Le cimetière américain de Colleville-sur-Mer
Le cimetière américain de Colleville-sur-mer, haut lieu de commémoration de la Seconde Guerre Mondiale.

Les sites incontournables autour des plages du Débarquement

La Normandie incarne l’un des chapitres les plus marquants de la Seconde Guerre Mondiale. Mais au-delà des plages elles-mêmes, le littoral regorge de lieux chargés d’histoire qui se visitent :

  • La Pointe du Hoc : ce site impressionnant conserve les stigmates des violents combats avec ses immenses cratères de bombes et ses bunkers ruinés en bord de falaise.
  • Arromanches-les-Bains : on peut encore y observer au large les impressionnants vestiges des caissons en béton du port artificiel (port Mulberry), véritable prouesse technique alliée.
  • Le Cimetière Américain : sur les hauteurs d’Omaha Beach, le Cimetière Américain de Colleville-sur-Mer aligne ses croix blanches face à la mer, rappelant le sacrifice de milliers de soldats venus libérer l’Europe.

Les commémorations de Sannerville

Parmi les communes qui portent encore les traces de ces épopées, Sannerville, dans le Calvados, occupe une place particulière. Située à une quinzaine de kilomètres à l’est de Caen, elle se trouve au cœur de la drop zone K, utilisée dans la nuit du 5 au 6 juin 1944 par la 6th Airborne Division britannique.

Aujourd’hui, Sannerville est devenue un lieu de commémoration majeur. Chaque année à l’occasion des anniversaires du D-Day, la ville accueille des cérémonies, des hommages et parfois même des parachutages commémoratifs.

À savoir : le 5 juin 2024, à l’occasion du 80ème anniversaire du D-Day, un grand parachutage a rassemblé des parachutistes britanniques, américains, belges et canadiens afin de commémorer l’opération du débarquement de Normandie.

Les questions les plus fréquentes

Quelles furent les principales difficultés rencontrées lors des largages nocturnes sur la Normandie ?
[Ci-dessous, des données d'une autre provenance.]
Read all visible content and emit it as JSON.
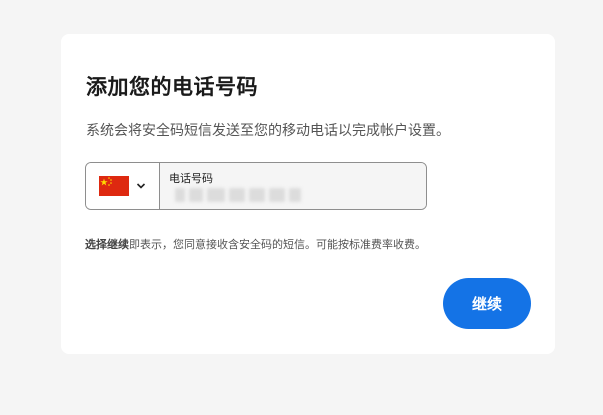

Les parachutistes subirent d’importantes difficultés telles que des vents violents qui déviaient les avions et dispersaient les unités. La forte présence de défense antiaérienne allemande causa des tirs intenses, obligeant certains parachutistes à sauter trop tôt ou en territoire inondé. Certains se retrouvèrent même isolés et coupés de leurs camarades, ce qui compliqua l’organisation des missions.

Quelle était la composition et l’équipement des parachutistes alliés lors du Débarquement de Normandie ?

Les parachutistes alliés étaient essentiellement équipés de fusils mais également de pelles, gourdes, masque à gaz et même d’un gilet de sauvetages. Ils portaient également un parachute principal et un de secours, ainsi que des rations de survie. Au total, leur équipement complet pouvait peser jusqu’à 70 kg.